CHAQUE ANNÉE, LES AIDES SOCIALES AUXQUELLES LES FRANÇAIS ONT DROIT et qu’ils ne touchent pas se chiffrent à plus de 10 milliards d’euros par an. Ce qui représente un montant trois fois plus élevé que celui de la fraude sociale qui est chiffré, selon les estimations, à 4 milliards d’euros. Le non-recours a été défini en 1996 par Antoine Math, économiste, et Wim van Oorschot, chercheur néerlandais, comme le cas d’« une personne [qui] ne perçoit pas tout ou partie d’une prestation à laquelle elle a droit ». En 2016, l’Observatoire des non-recours aux droits et services (Odenore) a revisité cette notion en l’affinant : « Le non-recours renvoie aux personnes qui, en tout état de cause, ne bénéficient pas des droits ou des services, plus globalement des offres publiques, auxquels elles peuvent prétendre. » « De très nombreuses études ont calculé ou estimé des taux de non-recours à divers dispositifs et programmes sociaux, que ce soit dans les domaines de la santé (assurance sociale, services de soins primaires, services de santé mentale), du logement, de la formation, de l’insertion professionnelle, des prestations sociales financières, des services à la personne… Elles portent souvent sur des dispositifs de protection ou d’assurance sociale, mais aussi d’assistance. […] Les taux de non-recours se situent en moyenne un peu au-dessous de 40 % », soulignait l’Odenore.

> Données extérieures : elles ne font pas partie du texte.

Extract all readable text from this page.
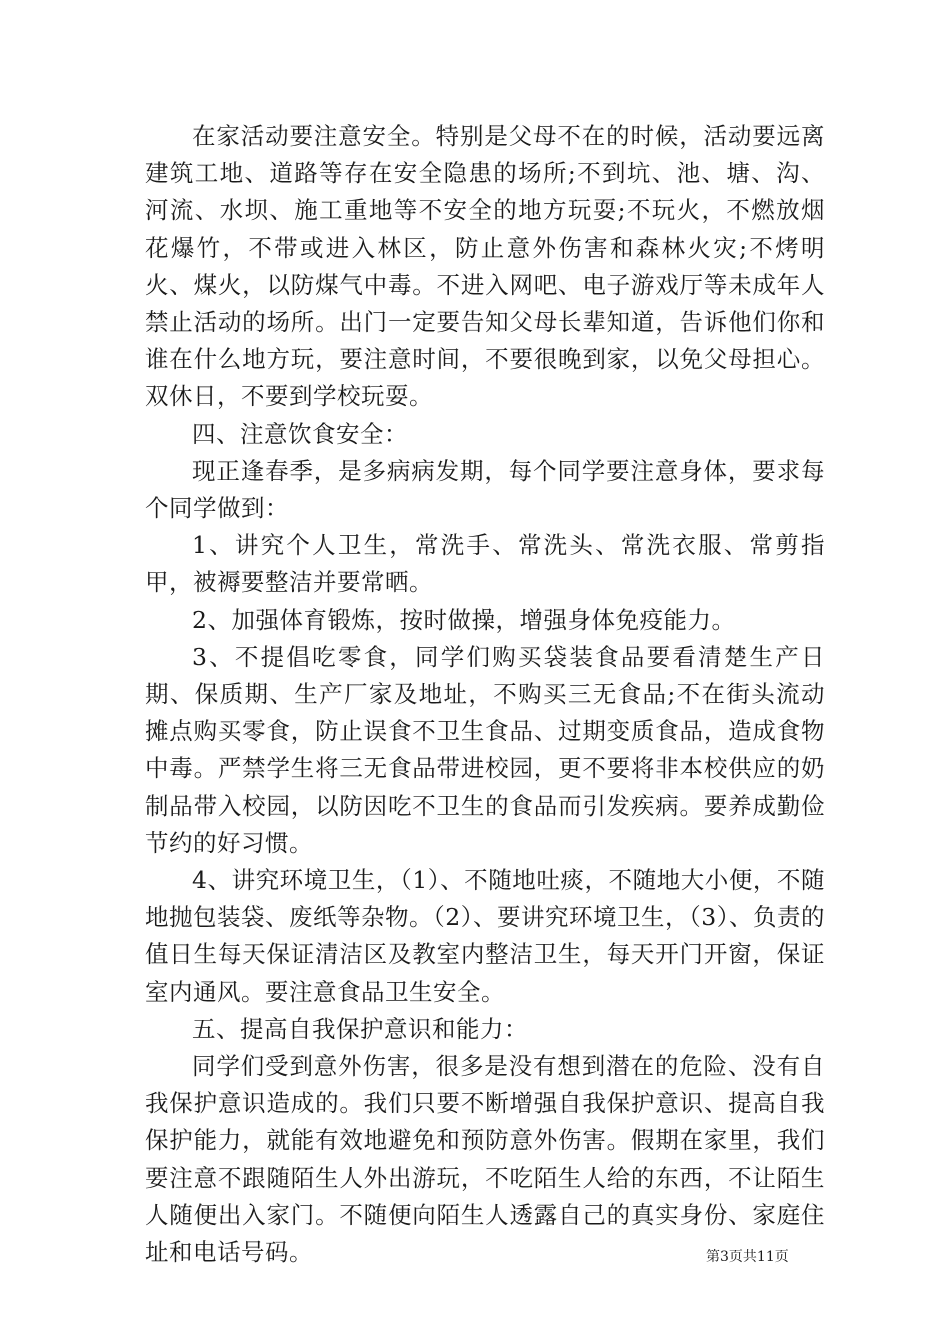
在家活动要注意安全。特别是父母不在的时候，活动要远离建筑工地、道路等存在安全隐患的场所;不到坑、池、塘、沟、河流、水坝、施工重地等不安全的地方玩耍;不玩火，不燃放烟花爆竹，不带或进入林区，防止意外伤害和森林火灾;不烤明火、煤火，以防煤气中毒。不进入网吧、电子游戏厅等未成年人禁止活动的场所。出门一定要告知父母长辈知道，告诉他们你和谁在什么地方玩，要注意时间，不要很晚到家，以免父母担心。双休日，不要到学校玩耍。

四、注意饮食安全：

现正逢春季，是多病病发期，每个同学要注意身体，要求每个同学做到：

1、讲究个人卫生，常洗手、常洗头、常洗衣服、常剪指甲，被褥要整洁并要常晒。

2、加强体育锻炼，按时做操，增强身体免疫能力。

3、不提倡吃零食，同学们购买袋装食品要看清楚生产日期、保质期、生产厂家及地址，不购买三无食品;不在街头流动摊点购买零食，防止误食不卫生食品、过期变质食品，造成食物中毒。严禁学生将三无食品带进校园，更不要将非本校供应的奶制品带入校园，以防因吃不卫生的食品而引发疾病。要养成勤俭节约的好习惯。

4、讲究环境卫生，（1）、不随地吐痰，不随地大小便，不随地抛包装袋、废纸等杂物。（2）、要讲究环境卫生，（3）、负责的值日生每天保证清洁区及教室内整洁卫生，每天开门开窗，保证室内通风。要注意食品卫生安全。

五、提高自我保护意识和能力：

同学们受到意外伤害，很多是没有想到潜在的危险、没有自我保护意识造成的。我们只要不断增强自我保护意识、提高自我保护能力，就能有效地避免和预防意外伤害。假期在家里，我们要注意不跟随陌生人外出游玩，不吃陌生人给的东西，不让陌生人随便出入家门。不随便向陌生人透露自己的真实身份、家庭住址和电话号码。	第3页共11页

Toutes les prestations sociales sont sujettes à un fort taux de non-recours. A titre d’exemple, il est d’environ 30 % pour le revenu de solidarité active (RSA) « socle ». Dans son rapport d’activité pour l’année 2017, rendu public en juin dernier, le Fonds de financement de la couverture maladie universelle complémentaire (CMU-C) et de l’aide à la complémentaire santé (ACS) a établi que « 30 % des personnes éligibles à la CMU-C n’y recourent pas ». Ce même rapport révèle qu’en 2017, 55 % des assurés éligibles à l’ACS n’y avaient pas recours. Ce taux grimpe à 65 % si l’on ajoute les personnes n’utilisant pas leur chèque ACS pour adhérer à une complémentaire santé. Pour lutter contre ce non-recours, le gouvernement prévoit une fusion de l’ACS avec la CMU-C, à partir du 1er novembre 2019.

Dans son rapport statistique annuel « Etat de la pauvreté en France 2018 », publié en novembre dernier, le Secours catholique-Caritas France notait un taux de non-recours aux prestations sociales en hausse. Parmi les ménages en situation régulière et ayant la charge d’au moins deux enfants de moins de 18 ans, un quart ne perçoit pas d’allocations familiales en 2017, contre 18 % en 2010. « Un ménage éligible sur trois accueilli au Secours catholique, et donc en situation de précarité, ne bénéficie pas d’une aide financière importante à laquelle il aurait droit. L’examen du taux de non-recours selon différentes caractéristiques des ménages montre que le non-recours a globalement augmenté pour tous les types de ménages. Le non-recours est plus élevé pour les ménages étrangers éligibles que pour les Français. Concernant le RSA, les plus concernés par le non-recours sont notamment des pères seuls (désaffiliés après une séparation), suivis des couples avec enfants et des hommes seuls », note le rapport.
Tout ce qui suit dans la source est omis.